Most of the time, the problems you’ll be facing when viewing your website on different browsers stem from them not being on the same page regarding the handling of specific technologies. A lot of the time, it will have to do with CSS. For example, the current versions of Chrome, 83, and Firefox, 76, don’t support the CSS color function, while Safari and iOS Safari do. These are the things that can cause the issue of how the website looks.
There are two types of testing you can do, interactive manual testing, and screenshot comparison. Most of the testing tools you can use will offer you both. The ones we’ll recommend will have support for both kinds of testing.
With interactive manual testing, you’re loading your website in an emulated or real combination of a browser, operating system, and a device. You can poke around there, see what works and what doesn’t, and generally test your website manually. That’s a great way to test everything that’s not merely a visual component of the website.
Screenshot comparison is where you test the website’s visuals. These tools will automatically take many screenshots on various combinations of browser versions and operating systems and present you with the result. You’ll be able to see where your website fails to load correctly, and you’ll use that info to fine-tune it.
You’ll have plenty of options when it comes to picking the best cross-browser compatibility testing tool for your website. You should be aware, however, that apart from BrowserShots, a tool that only lets you take snapshots of your website in different browsers, most of the tools you can use will be premium or offer a limited free plan. Here are a couple of popular choices.
LambdaTest is a cross-browser testing cloud solution that lets you see how your website behaves in over 2000 different combinations of operating systems, devices, browsers, and browser versions. It comes with lots of integration options to make testing easier for you and your team. It can, for example, integrate with communication tools such as Slack, as well as project management tools such as Trello. LambdaTest offers limited monthly testing capabilities free of charge.
BrowserStack is another tool that boasts over 2000 different combinations where you can test your website. The service offers a native testing experience for improved accuracy, as well as features such as geolocation testing and display resolution simulation. BrowserStack provides a limited free trial before you sign up for the paid version.

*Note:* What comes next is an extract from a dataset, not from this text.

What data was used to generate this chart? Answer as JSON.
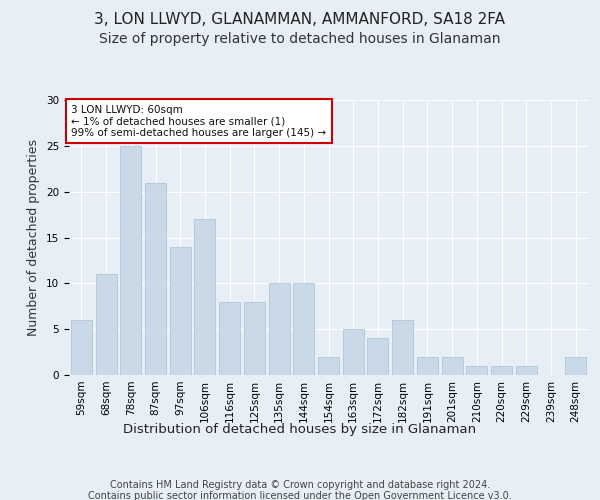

Yet another tool that touts the number of browser combinations it lets you use for testing, CrossBrowserTesting will offer you native debugging tools and testing on real devices, not emulators. Available for free during a trial period, CrossBrowserTesting is a premium tool.
Let’s Wrap It Up!
If you’re keen on launching a WordPress website, you might as well make sure that people who land on it can see it and use it correctly, right? But because there are so many ways to access a website today, properly testing the site is often easier said than done.
But not if you have the right tools for the job. Sure, the right tools are almost always premium tools, but they can offer tremendous help when it comes to expanding your capacity to test the website. Just remember that, even though the services are helpful, you’ll still need to invest some time into the testing as well.